Beyond GDP
In May 2025, the United Nations appointed a High-Level Expert Group on Beyond GDP, following a consensus agreement among all member states — the Pact for the Future — that the world's over-reliance on GDP as the primary measure of national progress has become untenable. The group's interim report, published in November 2025, is unequivocal: GDP remains a useful measure of economic activity, but it cannot capture well-being, equity, environmental sustainability, or the lived experience of citizens.
As the report notes, there is a growing and dangerous "gap between what politicians and citizens believe is happening" — a disconnect that fuels public dissatisfaction, eroding trust in government and feeding the rise of populism across the globe.
The expert group proposes a framework built on three pillars — well-being, equity and inclusion, and sustainability — operationalised through indicators spanning material security, health, education, environmental quality, subjective well-being, social capital, and governance.
The dashboard below applies this thinking to the United Kingdom, presenting the metrics that the Chancellor should be weighing alongside GDP when making fiscal and policy decisions. If we continue to optimise for a single number that tells us almost nothing about how people actually live, we will continue to get policy that serves the number rather than the nation.
Cost of Living Squeeze
The Cost of Living Gap: Why CPI Tells Only Part of the Story
Since 2000, CPI All Items has risen by around 95% — yet this headline figure masks far steeper increases in essentials. Energy has surged by roughly 210% (peaking at 300% in 2022), transport by road and rail by 210% and 170%, and food by about 115%.
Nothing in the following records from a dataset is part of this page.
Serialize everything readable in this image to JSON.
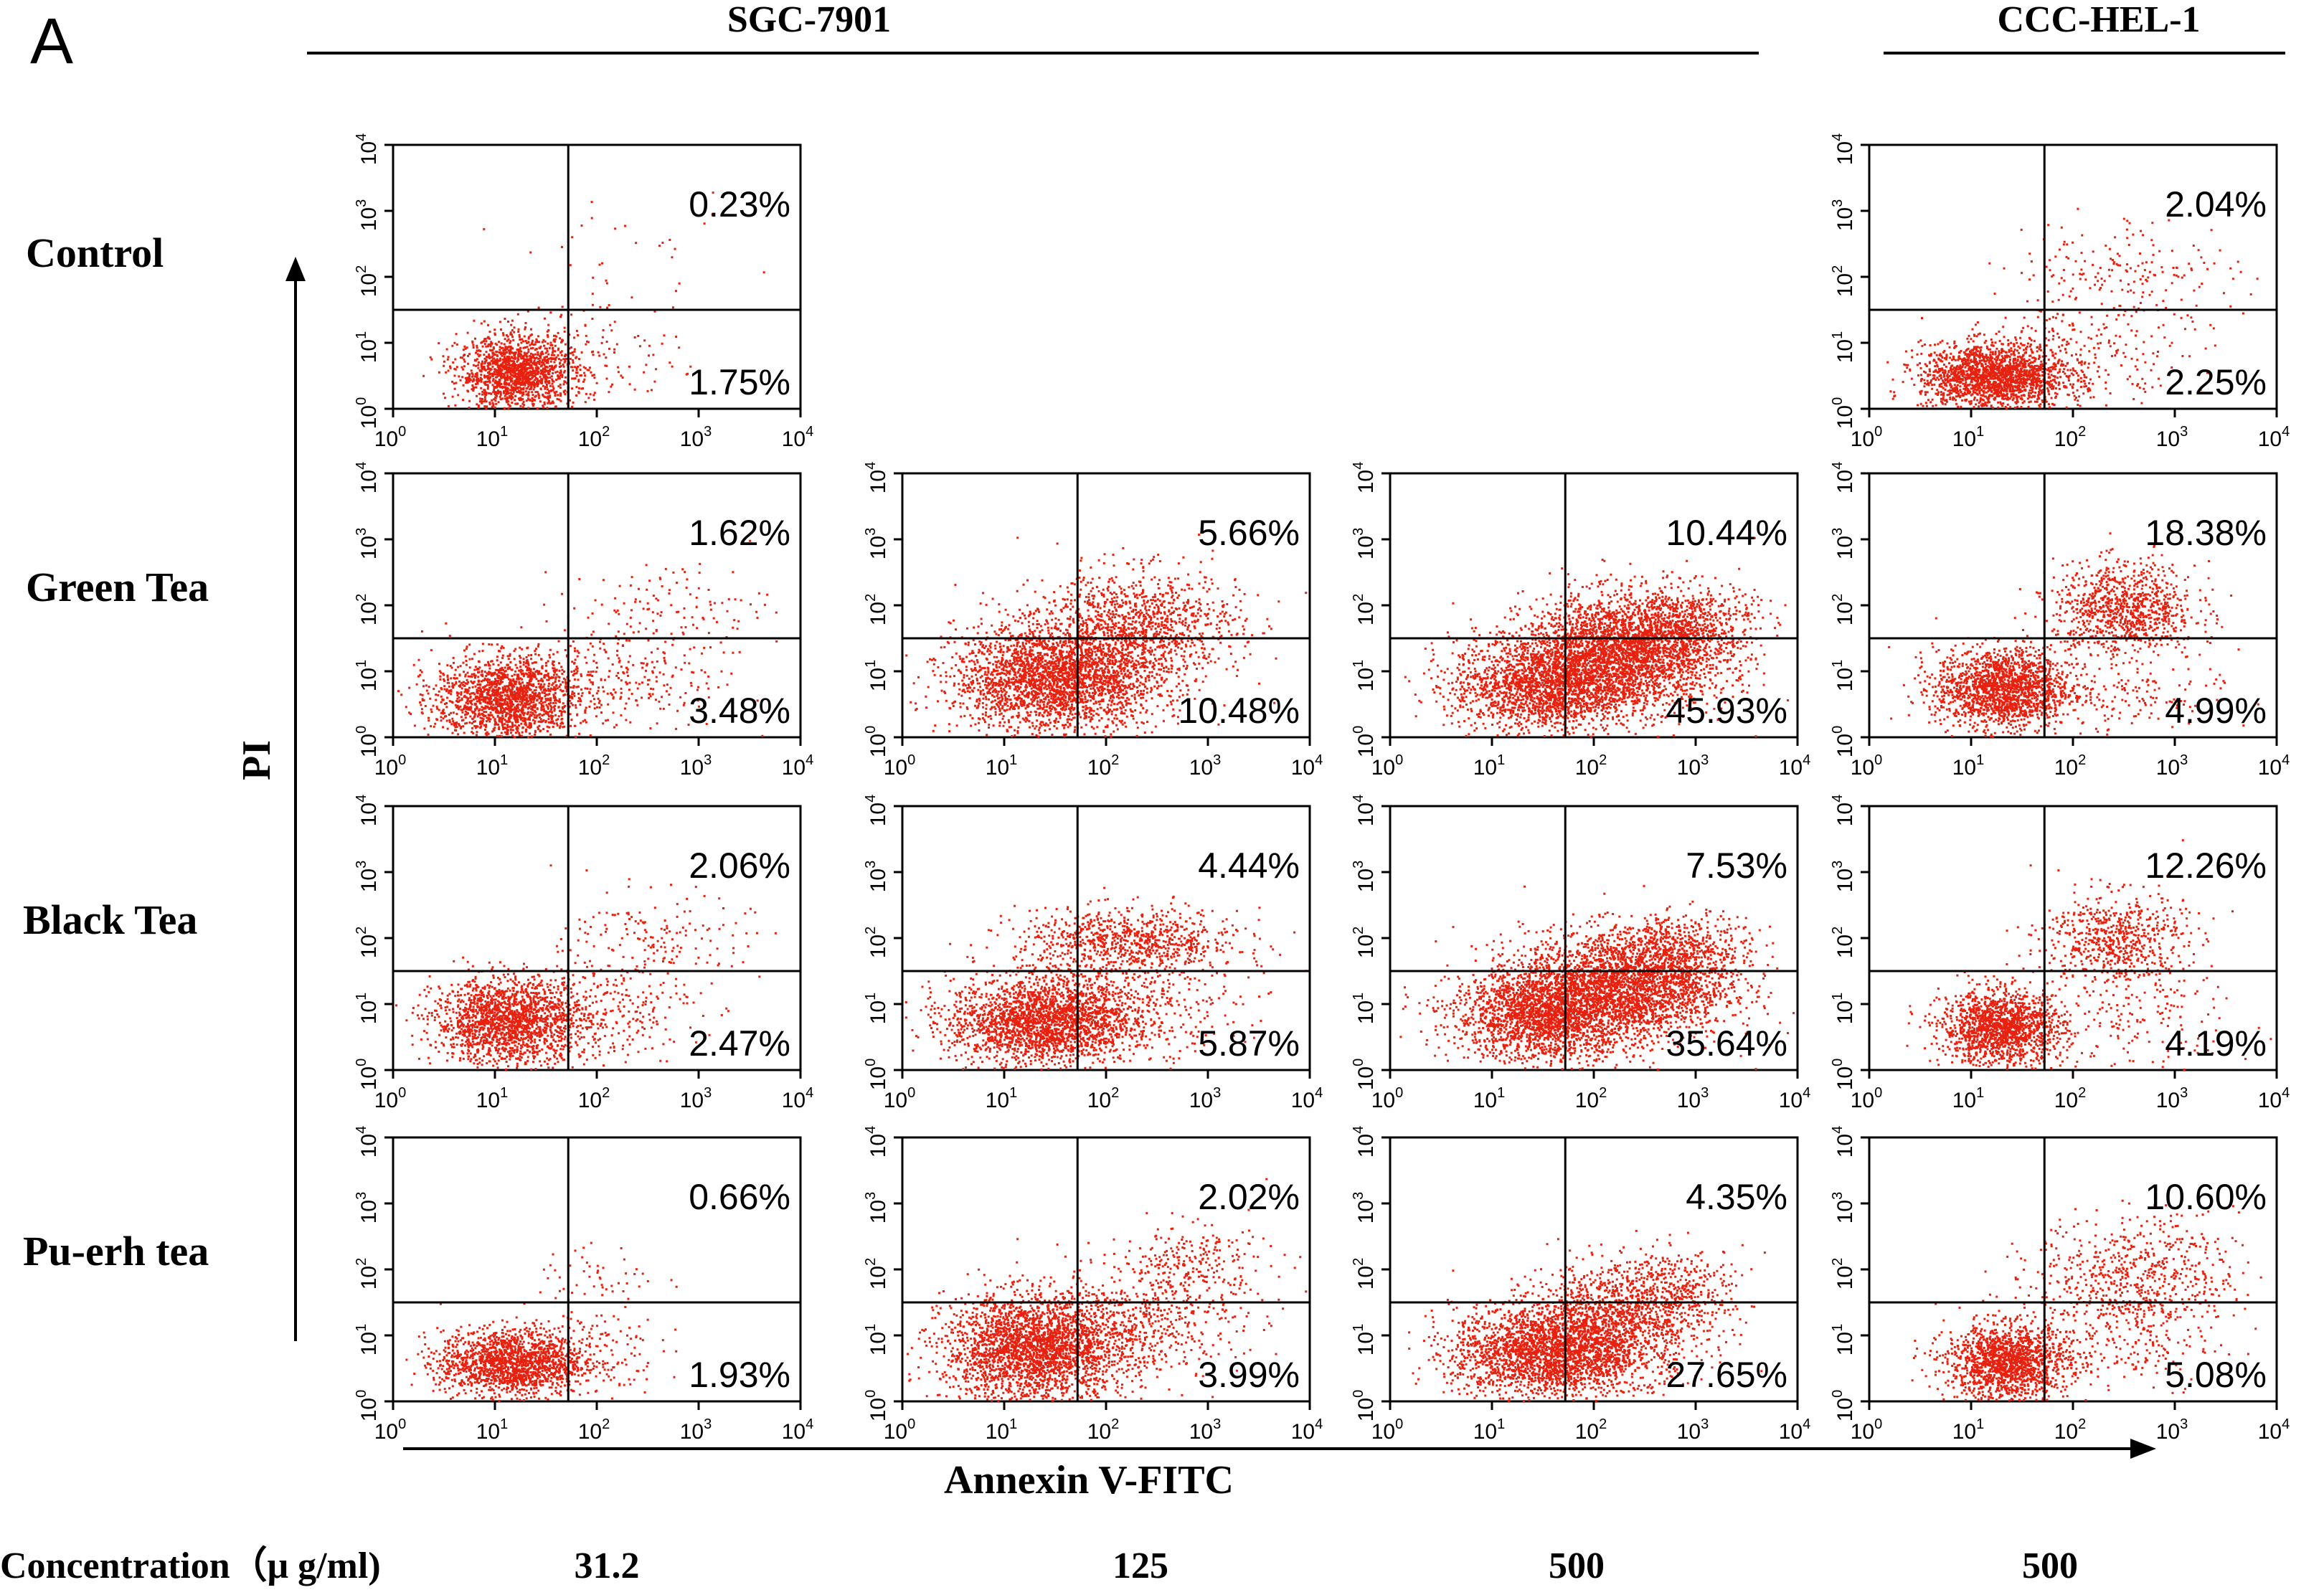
{
  "figure": {
    "panel_label": "A",
    "cell_lines": [
      "SGC-7901",
      "CCC-HEL-1"
    ],
    "row_labels": [
      "Control",
      "Green Tea",
      "Black Tea",
      "Pu-erh tea"
    ],
    "concentration_label": "Concentration（μ g/ml)",
    "concentrations": [
      "31.2",
      "125",
      "500",
      "500"
    ],
    "x_axis_title": "Annexin V-FITC",
    "y_axis_title": "PI"
  },
  "colors": {
    "dots": "#e8200e",
    "axes": "#000000",
    "quadrant_lines": "#000000"
  },
  "chart_data": {
    "type": "scatter",
    "description_of_axes": "log10 fluorescence, 10^0 to 10^4",
    "xlim": [
      0,
      4
    ],
    "ylim": [
      0,
      4
    ],
    "x_log": true,
    "y_log": true,
    "x_ticks": [
      "0",
      "1",
      "2",
      "3",
      "4"
    ],
    "y_ticks": [
      "0",
      "1",
      "2",
      "3",
      "4"
    ],
    "tick_base": "10",
    "panels": [
      {
        "row": 0,
        "col": 0,
        "cell_line": "SGC-7901",
        "treatment": "Control",
        "concentration": "31.2",
        "upper_right": "0.23%",
        "lower_right": "1.75%",
        "quad_x": 1.72,
        "quad_y": 1.5,
        "clusters": [
          {
            "cx": 1.2,
            "cy": 0.55,
            "sx": 0.28,
            "sy": 0.28,
            "n": 1500
          },
          {
            "cx": 1.9,
            "cy": 0.8,
            "sx": 0.45,
            "sy": 0.45,
            "n": 160
          },
          {
            "cx": 2.4,
            "cy": 2.2,
            "sx": 0.5,
            "sy": 0.45,
            "n": 30
          }
        ]
      },
      {
        "row": 1,
        "col": 0,
        "cell_line": "SGC-7901",
        "treatment": "Green Tea",
        "concentration": "31.2",
        "upper_right": "1.62%",
        "lower_right": "3.48%",
        "quad_x": 1.72,
        "quad_y": 1.5,
        "clusters": [
          {
            "cx": 1.1,
            "cy": 0.6,
            "sx": 0.35,
            "sy": 0.32,
            "n": 1700
          },
          {
            "cx": 2.2,
            "cy": 0.9,
            "sx": 0.5,
            "sy": 0.4,
            "n": 260
          },
          {
            "cx": 2.7,
            "cy": 1.9,
            "sx": 0.5,
            "sy": 0.4,
            "n": 140
          }
        ]
      },
      {
        "row": 1,
        "col": 1,
        "cell_line": "SGC-7901",
        "treatment": "Green Tea",
        "concentration": "125",
        "upper_right": "5.66%",
        "lower_right": "10.48%",
        "quad_x": 1.72,
        "quad_y": 1.5,
        "clusters": [
          {
            "cx": 1.5,
            "cy": 0.9,
            "sx": 0.5,
            "sy": 0.4,
            "n": 2700
          },
          {
            "cx": 2.3,
            "cy": 1.7,
            "sx": 0.5,
            "sy": 0.42,
            "n": 1100
          }
        ]
      },
      {
        "row": 1,
        "col": 2,
        "cell_line": "SGC-7901",
        "treatment": "Green Tea",
        "concentration": "500",
        "upper_right": "10.44%",
        "lower_right": "45.93%",
        "quad_x": 1.72,
        "quad_y": 1.5,
        "clusters": [
          {
            "cx": 1.5,
            "cy": 0.8,
            "sx": 0.45,
            "sy": 0.35,
            "n": 1900
          },
          {
            "cx": 2.3,
            "cy": 1.3,
            "sx": 0.5,
            "sy": 0.42,
            "n": 2900
          },
          {
            "cx": 2.9,
            "cy": 1.75,
            "sx": 0.35,
            "sy": 0.3,
            "n": 500
          }
        ]
      },
      {
        "row": 1,
        "col": 3,
        "cell_line": "CCC-HEL-1",
        "treatment": "Green Tea",
        "concentration": "500",
        "upper_right": "18.38%",
        "lower_right": "4.99%",
        "quad_x": 1.72,
        "quad_y": 1.5,
        "clusters": [
          {
            "cx": 1.3,
            "cy": 0.75,
            "sx": 0.33,
            "sy": 0.3,
            "n": 1700
          },
          {
            "cx": 2.5,
            "cy": 1.95,
            "sx": 0.35,
            "sy": 0.35,
            "n": 950
          },
          {
            "cx": 2.4,
            "cy": 0.6,
            "sx": 0.55,
            "sy": 0.35,
            "n": 170
          }
        ]
      },
      {
        "row": 2,
        "col": 0,
        "cell_line": "SGC-7901",
        "treatment": "Black Tea",
        "concentration": "31.2",
        "upper_right": "2.06%",
        "lower_right": "2.47%",
        "quad_x": 1.72,
        "quad_y": 1.5,
        "clusters": [
          {
            "cx": 1.15,
            "cy": 0.75,
            "sx": 0.38,
            "sy": 0.32,
            "n": 1800
          },
          {
            "cx": 2.1,
            "cy": 0.95,
            "sx": 0.45,
            "sy": 0.4,
            "n": 220
          },
          {
            "cx": 2.6,
            "cy": 2.0,
            "sx": 0.45,
            "sy": 0.35,
            "n": 160
          }
        ]
      },
      {
        "row": 2,
        "col": 1,
        "cell_line": "SGC-7901",
        "treatment": "Black Tea",
        "concentration": "125",
        "upper_right": "4.44%",
        "lower_right": "5.87%",
        "quad_x": 1.72,
        "quad_y": 1.5,
        "clusters": [
          {
            "cx": 1.35,
            "cy": 0.75,
            "sx": 0.45,
            "sy": 0.33,
            "n": 2200
          },
          {
            "cx": 2.2,
            "cy": 1.95,
            "sx": 0.55,
            "sy": 0.25,
            "n": 850
          },
          {
            "cx": 2.3,
            "cy": 1.0,
            "sx": 0.5,
            "sy": 0.35,
            "n": 380
          }
        ]
      },
      {
        "row": 2,
        "col": 2,
        "cell_line": "SGC-7901",
        "treatment": "Black Tea",
        "concentration": "500",
        "upper_right": "7.53%",
        "lower_right": "35.64%",
        "quad_x": 1.72,
        "quad_y": 1.5,
        "clusters": [
          {
            "cx": 1.5,
            "cy": 0.85,
            "sx": 0.45,
            "sy": 0.35,
            "n": 2100
          },
          {
            "cx": 2.3,
            "cy": 1.3,
            "sx": 0.5,
            "sy": 0.42,
            "n": 2600
          },
          {
            "cx": 2.9,
            "cy": 1.8,
            "sx": 0.33,
            "sy": 0.28,
            "n": 450
          }
        ]
      },
      {
        "row": 2,
        "col": 3,
        "cell_line": "CCC-HEL-1",
        "treatment": "Black Tea",
        "concentration": "500",
        "upper_right": "12.26%",
        "lower_right": "4.19%",
        "quad_x": 1.72,
        "quad_y": 1.5,
        "clusters": [
          {
            "cx": 1.3,
            "cy": 0.65,
            "sx": 0.3,
            "sy": 0.28,
            "n": 1500
          },
          {
            "cx": 2.4,
            "cy": 2.0,
            "sx": 0.35,
            "sy": 0.35,
            "n": 650
          },
          {
            "cx": 2.6,
            "cy": 0.7,
            "sx": 0.6,
            "sy": 0.4,
            "n": 160
          }
        ]
      },
      {
        "row": 3,
        "col": 0,
        "cell_line": "SGC-7901",
        "treatment": "Pu-erh tea",
        "concentration": "31.2",
        "upper_right": "0.66%",
        "lower_right": "1.93%",
        "quad_x": 1.72,
        "quad_y": 1.5,
        "clusters": [
          {
            "cx": 1.15,
            "cy": 0.6,
            "sx": 0.35,
            "sy": 0.25,
            "n": 1600
          },
          {
            "cx": 1.9,
            "cy": 0.8,
            "sx": 0.35,
            "sy": 0.35,
            "n": 150
          },
          {
            "cx": 2.0,
            "cy": 1.9,
            "sx": 0.3,
            "sy": 0.25,
            "n": 50
          }
        ]
      },
      {
        "row": 3,
        "col": 1,
        "cell_line": "SGC-7901",
        "treatment": "Pu-erh tea",
        "concentration": "125",
        "upper_right": "2.02%",
        "lower_right": "3.99%",
        "quad_x": 1.72,
        "quad_y": 1.5,
        "clusters": [
          {
            "cx": 1.3,
            "cy": 0.8,
            "sx": 0.45,
            "sy": 0.4,
            "n": 2600
          },
          {
            "cx": 2.3,
            "cy": 1.2,
            "sx": 0.5,
            "sy": 0.4,
            "n": 500
          },
          {
            "cx": 2.8,
            "cy": 2.1,
            "sx": 0.4,
            "sy": 0.3,
            "n": 260
          }
        ]
      },
      {
        "row": 3,
        "col": 2,
        "cell_line": "SGC-7901",
        "treatment": "Pu-erh tea",
        "concentration": "500",
        "upper_right": "4.35%",
        "lower_right": "27.65%",
        "quad_x": 1.72,
        "quad_y": 1.5,
        "clusters": [
          {
            "cx": 1.5,
            "cy": 0.75,
            "sx": 0.45,
            "sy": 0.35,
            "n": 2200
          },
          {
            "cx": 2.2,
            "cy": 1.2,
            "sx": 0.45,
            "sy": 0.42,
            "n": 1300
          },
          {
            "cx": 2.8,
            "cy": 1.75,
            "sx": 0.35,
            "sy": 0.3,
            "n": 320
          }
        ]
      },
      {
        "row": 3,
        "col": 3,
        "cell_line": "CCC-HEL-1",
        "treatment": "Pu-erh tea",
        "concentration": "500",
        "upper_right": "10.60%",
        "lower_right": "5.08%",
        "quad_x": 1.72,
        "quad_y": 1.5,
        "clusters": [
          {
            "cx": 1.35,
            "cy": 0.6,
            "sx": 0.3,
            "sy": 0.28,
            "n": 1500
          },
          {
            "cx": 2.6,
            "cy": 1.9,
            "sx": 0.5,
            "sy": 0.45,
            "n": 650
          },
          {
            "cx": 2.4,
            "cy": 0.9,
            "sx": 0.5,
            "sy": 0.4,
            "n": 200
          }
        ]
      },
      {
        "row": 0,
        "col": 3,
        "cell_line": "CCC-HEL-1",
        "treatment": "Control",
        "concentration": "500",
        "upper_right": "2.04%",
        "lower_right": "2.25%",
        "quad_x": 1.72,
        "quad_y": 1.5,
        "clusters": [
          {
            "cx": 1.2,
            "cy": 0.5,
            "sx": 0.35,
            "sy": 0.25,
            "n": 1800
          },
          {
            "cx": 2.1,
            "cy": 0.8,
            "sx": 0.5,
            "sy": 0.35,
            "n": 250
          },
          {
            "cx": 2.5,
            "cy": 2.1,
            "sx": 0.55,
            "sy": 0.4,
            "n": 190
          }
        ]
      }
    ]
  }
}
Whole Economy Earnings have grown by just 140%, meaning energy and transport have significantly outpaced wages. The CPI's broad basket, diluted by cheaper consumer goods and technology, consistently understates the inflation households face on non-discretionary spending.
For anyone who drives, commutes, heats their home, and feeds their family, the real erosion of purchasing power has been far worse than the headline suggests.
Debt/GDP
UK National Debt: A Historical Perspective
Today's debt-to-GDP ratio of around 100% is treated as a fiscal emergency and yet history tells a very different story. The UK ran debt above 150% of GDP for most of the period from 1780 to 1860.
After World War II, debt peaked at nearly 250% of GDP, and yet the country proceeded to build the NHS, expand universal education, construct social housing at scale, and lay the foundations of the modern welfare state.
The sharpest declines in debt didn't come from austerity, but from investing in the productive capacity of the economy. These investments expanded what the economy could produce, and growth followed as a consequence.
The current fixation on debt reduction risks repeating the opposite mistake, cutting investment to shrink a ratio that history suggests is entirely manageable.
Real AWE Index
Real Wages: The Lost Decade
Today's real wages sit around 25% above their year 2000 level — but that modest headline figure masks a far more damaging story. After steady growth from 2000 to 2008, the financial crisis triggered a collapse in real pay that took over twelve years to recover from.
Between 2008 and 2020, real wages flatlined or fell, leaving an entire generation of workers no better off in real terms than they had been a decade earlier. GDP recovered, corporate profits recovered, but pay did not.
The recent gains since 2021 are welcome, but context matters. Growth of roughly 1% per year over a quarter of a century is historically poor.
When politicians point to "record employment" or "economic recovery," this chart tells the story they leave out: for most workers, the post-2010 era delivered the longest real pay squeeze in modern British history.